At the same time, this most cautious – but at the same time most audacious – of electoral strategies saw Blair bring the Liberal Democrats into Labour’s orbit by agreeing a package of constitutional reforms, one that turned both parties against the Conservatives. And he continued to support moves, which began under Kinnock, for all-women shortlists if only because they promised to improve Labour’s standing with female voters, which they did on a spectacular scale.
If Major’s troubles opened the door to a Labour victory, it was Blair who stuck a firm foot in the door so it could not be slammed back in the party’s face. This meant that, while the economy had been doing well for most of Major’s term, the Conservatives did not reap any political reward. Despite throwing everything they had at Labour, unlike in previous elections nothing seemed to stick. So having won the 1992 election in the midst of a recession Major lost five years later during a boom.

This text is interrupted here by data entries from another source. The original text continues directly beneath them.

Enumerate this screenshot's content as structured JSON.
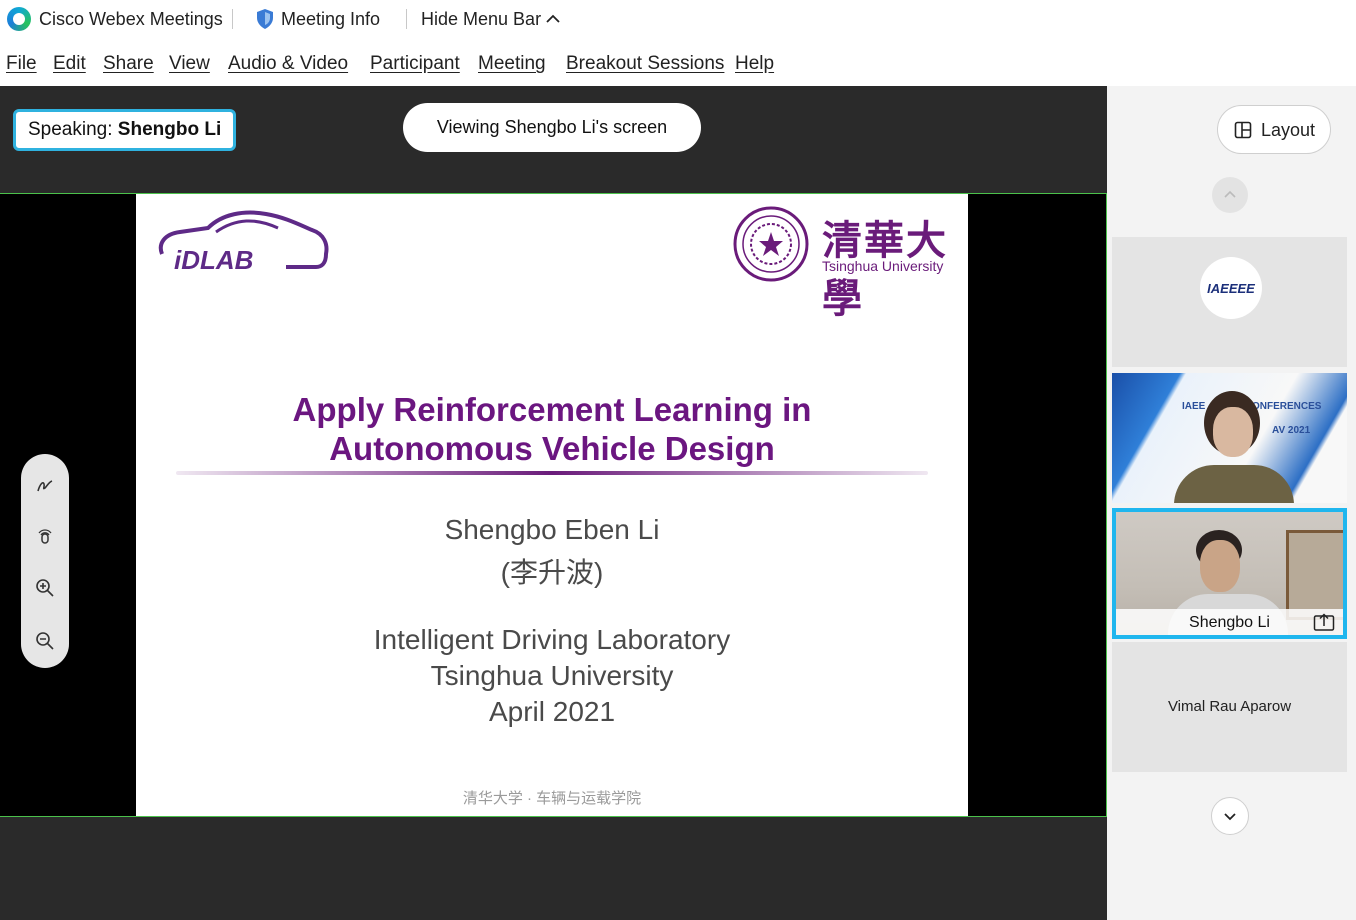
{
  "titlebar": {
    "app_name": "Cisco Webex Meetings",
    "meeting_info": "Meeting Info",
    "hide_menu_bar": "Hide Menu Bar"
  },
  "menu": [
    "File",
    "Edit",
    "Share",
    "View",
    "Audio & Video",
    "Participant",
    "Meeting",
    "Breakout Sessions",
    "Help"
  ],
  "stage": {
    "speaking_label": "Speaking:",
    "speaking_name": "Shengbo Li",
    "viewing_label": "Viewing Shengbo Li's screen"
  },
  "slide": {
    "lab_logo_text": "iDLAB",
    "university_cn": "清華大學",
    "university_en": "Tsinghua University",
    "title_line1": "Apply Reinforcement Learning in",
    "title_line2": "Autonomous Vehicle Design",
    "author": "Shengbo Eben Li",
    "author_cn": "(李升波)",
    "affiliation1": "Intelligent Driving Laboratory",
    "affiliation2": "Tsinghua University",
    "date": "April 2021",
    "footer": "清华大学 · 车辆与运载学院"
  },
  "annotation_tools": [
    "pen-icon",
    "pointer-icon",
    "zoom-in-icon",
    "zoom-out-icon"
  ],
  "side": {
    "layout_label": "Layout",
    "participants": [
      {
        "logo_text": "IAEEEE"
      },
      {
        "banner_left": "IAEE",
        "banner_right": "ONFERENCES",
        "banner_sub": "AV 2021"
      },
      {
        "name": "Shengbo Li"
      },
      {
        "name": "Vimal Rau Aparow"
      }
    ]
  },
  "colors": {
    "active_border": "#1fb6ee",
    "slide_purple": "#6b1680",
    "share_border": "#4bc14b"
  }
}
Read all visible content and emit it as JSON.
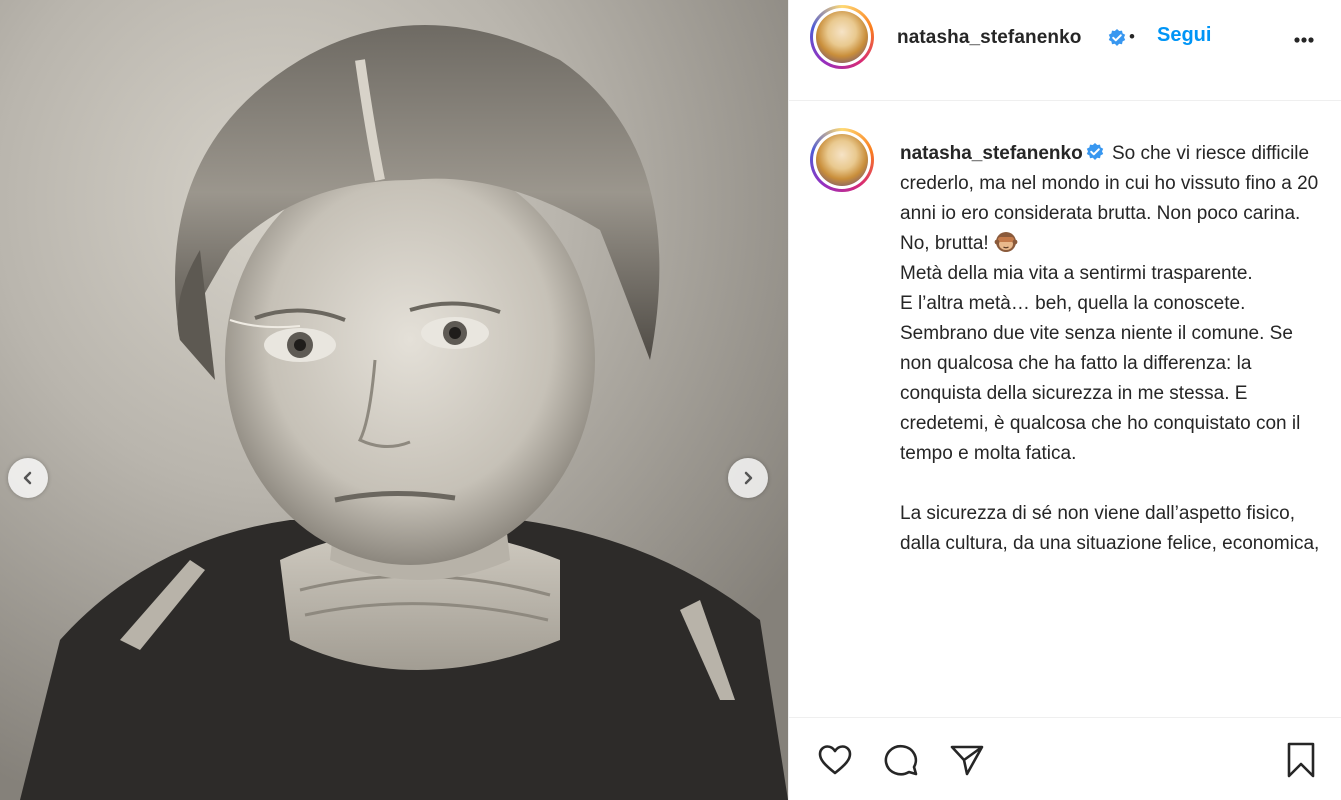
{
  "post": {
    "username": "natasha_stefanenko",
    "verified_icon": "verified-badge-icon",
    "dot": "•",
    "follow_label": "Segui",
    "more_icon": "more-options-icon"
  },
  "caption": {
    "username": "natasha_stefanenko",
    "lines": [
      "So che vi riesce difficile crederlo, ma nel mondo in cui ho vissuto fino a 20 anni io ero considerata brutta. Non poco carina.",
      "No, brutta!",
      "Metà della mia vita a sentirmi trasparente.",
      "E l’altra metà… beh, quella la conoscete.",
      "Sembrano due vite senza niente il comune. Se non qualcosa che ha fatto la differenza: la conquista della sicurezza in me stessa. E credetemi, è qualcosa che ho conquistato con il tempo e molta fatica.",
      "La sicurezza di sé non viene dall’aspetto fisico, dalla cultura, da una situazione felice, economica,"
    ],
    "emoji": "see-no-evil-monkey-emoji"
  },
  "media": {
    "prev_icon": "chevron-left-icon",
    "next_icon": "chevron-right-icon"
  },
  "actions": {
    "like_icon": "heart-icon",
    "comment_icon": "comment-icon",
    "share_icon": "share-icon",
    "save_icon": "bookmark-icon"
  },
  "colors": {
    "link_blue": "#0095f6",
    "text": "#262626",
    "verified": "#3897f0"
  }
}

This is not the place for a detailed assessment of the record of the governments made possible by 1997. But before the 2008 financial crisis transformed the context for politics, even some close to Blair criticised him for acting in office with the same extreme caution that defined the 1997 campaign. Even so, during Labour’s first term spending limits were loosened, and taxes other than for income were raised. Blair pledged to abolish child poverty, while tax credits for those in work promised to improve the incomes of the poorest of employees, as did the minimum wage. By the time Labour went to the country in 2001 it had developed an ‘invest and reform’ agenda for the public services which would dramatically improve health and education provision and so, Blair argued, enhance everybody’s potential. From Thatcher’s tax-cutting agenda, Labour had used power to move politics on to different ground, such that when David Cameron became Conservative leader in 2005, he was forced to move on to it too.
As a result, relative poverty declined during the New Labour years even if inequality on some measures – thanks to the dramatic rise in incomes of the top 1 per cent – did not. But Labour’s prolonged period in office won by the 1997 victory now looks like an opportunity wasted, one in which it failed to more fundamentally transform British politics and challenge the conservative attitudes of those voters who put it into office. Peter Hyman loyally worked for Blair as a speechwriter and strategist but in 2003 left Number 10 to become a teacher. Writing in 2005, Hyman argued Labour no longer needed to “reassure people we can be trusted with government. We have proved that. I believe passionately that you cannot create a modern social democratic country by stealth. You have to argue for higher taxes to pay for education and health, argue for greater tolerance for minorities, argue for greater opportunity for those denied it. We have to build a grassroots movement that will sustain New Labour in the long term. We have to use our powers of persuasion.”
Perhaps the most compelling criticism of Tony Blair is therefore that having developed and applied the right strategy to deliver the 1997 landslide victory, he remained a prisoner of it.